Jasper Hobson et son compagnon demeurèrent ainsi pendant plusieurs minutes sans prononcer une parole. Les yeux à demi clos, ils ne pouvaient plus remuer, et une sorte de torpeur, d'irrésistible somnolence, les envahissait, pendant que la bourrasque secouait au-dessus d'eux les sapins qui craquaient comme les os d'un squelette. Toutefois, ils résistèrent au sommeil, et quelques gorgées de brandevin, puisées à la gourde du sergent, les ranimèrent à propos.
«Pourvu que ces arbres tiennent, dit le lieutenant Hobson.
— Et pourvu que notre trou ne s'en aille pas avec eux! ajouta le sergent en s'arc-boutant dans ce sable mobile.
— Enfin, puisque nous voilà ici, dit Jasper Hobson, à quelques pas seulement du cap Michel, puisque nous sommes venus pour regarder, regardons! Voyez-vous, sergent Long, j'ai comme un pressentiment que nous ne sommes pas loin de la terre ferme, mais enfin ce n'est qu'un pressentiment!»
Dans la position qu'ils occupaient, les regards du lieutenant et de son compagnon auraient embrassé les deux tiers de l'horizon du sud, si cet horizon eût été visible. Mais, en ce moment, l'obscurité était absolue, et, à moins qu'un feu n'apparût, ils se voyaient obligés d'attendre le jour pour avoir connaissance d'une côte, dans le cas où l'ouragan les aurait suffisamment rejetés dans le sud.

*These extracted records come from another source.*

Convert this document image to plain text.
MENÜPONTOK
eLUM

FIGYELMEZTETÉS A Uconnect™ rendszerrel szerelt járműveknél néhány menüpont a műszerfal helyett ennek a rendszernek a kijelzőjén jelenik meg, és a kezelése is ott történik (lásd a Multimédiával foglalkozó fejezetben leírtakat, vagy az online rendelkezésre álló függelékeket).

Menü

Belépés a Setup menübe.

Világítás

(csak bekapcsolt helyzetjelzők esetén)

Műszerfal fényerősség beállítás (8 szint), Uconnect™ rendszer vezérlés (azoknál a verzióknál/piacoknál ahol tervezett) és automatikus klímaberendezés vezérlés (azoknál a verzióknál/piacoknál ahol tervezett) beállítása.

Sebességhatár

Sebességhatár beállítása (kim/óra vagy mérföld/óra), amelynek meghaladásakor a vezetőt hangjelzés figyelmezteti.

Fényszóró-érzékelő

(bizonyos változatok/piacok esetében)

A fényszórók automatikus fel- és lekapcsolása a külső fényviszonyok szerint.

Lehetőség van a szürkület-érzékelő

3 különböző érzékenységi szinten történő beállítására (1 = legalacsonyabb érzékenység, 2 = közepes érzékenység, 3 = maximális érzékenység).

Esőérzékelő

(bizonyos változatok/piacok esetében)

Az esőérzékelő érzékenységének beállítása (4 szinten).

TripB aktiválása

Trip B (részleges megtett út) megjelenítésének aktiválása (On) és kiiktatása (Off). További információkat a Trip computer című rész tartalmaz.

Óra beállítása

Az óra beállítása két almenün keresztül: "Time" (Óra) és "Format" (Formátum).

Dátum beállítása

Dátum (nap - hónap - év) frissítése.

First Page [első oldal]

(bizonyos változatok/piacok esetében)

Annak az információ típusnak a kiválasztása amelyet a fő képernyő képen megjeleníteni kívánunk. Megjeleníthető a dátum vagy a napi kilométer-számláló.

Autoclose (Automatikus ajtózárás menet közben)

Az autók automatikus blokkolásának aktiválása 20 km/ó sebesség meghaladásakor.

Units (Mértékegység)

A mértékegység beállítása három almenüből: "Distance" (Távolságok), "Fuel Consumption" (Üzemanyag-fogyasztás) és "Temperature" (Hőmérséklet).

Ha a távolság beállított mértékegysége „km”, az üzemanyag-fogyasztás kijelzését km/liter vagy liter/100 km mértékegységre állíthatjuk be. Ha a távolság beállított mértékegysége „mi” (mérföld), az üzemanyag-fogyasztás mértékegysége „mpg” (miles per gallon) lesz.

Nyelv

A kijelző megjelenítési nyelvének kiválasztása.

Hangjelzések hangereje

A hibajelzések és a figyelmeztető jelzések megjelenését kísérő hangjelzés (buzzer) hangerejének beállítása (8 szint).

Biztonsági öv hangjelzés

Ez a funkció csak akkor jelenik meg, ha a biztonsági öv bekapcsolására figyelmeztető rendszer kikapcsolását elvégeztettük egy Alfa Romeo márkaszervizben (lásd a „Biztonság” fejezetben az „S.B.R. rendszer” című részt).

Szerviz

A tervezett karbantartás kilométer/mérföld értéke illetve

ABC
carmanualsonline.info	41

Or — le lieutenant l'avait dit à Mrs. Paulina Barnett —, les pêcheries ne sont pas rares sur cette partie de l'Amérique septentrionale qui s'appelle la Nouvelle-Géorgie. Cette côte compte aussi de nombreux établissements, dans lesquels les indigènes recueillent des dents de mammouths, car ces parages recèlent en grand nombre des squelettes de ces grands antédiluviens, réduits à l'état fossile. À quelques degrés plus bas, s'élève New-Arkhangel, centre de l'administration qui s'étend sur tout l'archipel des îles Aléoutiennes, et chef-lieu de l'Amérique russe. Mais les chasseurs fréquentent plus assidûment les rivages de la mer polaire, depuis surtout que la Compagnie de la baie d'Hudson a pris à bail les territoires de chasse que la Russie exploitait autrefois. Jasper Hobson, sans connaître ce pays, connaissait les habitudes des agents qui le visitaient à cette époque de l'année, et il était fondé à croire qu'il y rencontrerait des compatriotes, des collègues même, ou, à leur défaut, quelque parti de ces Indiens nomades qui courent le littoral.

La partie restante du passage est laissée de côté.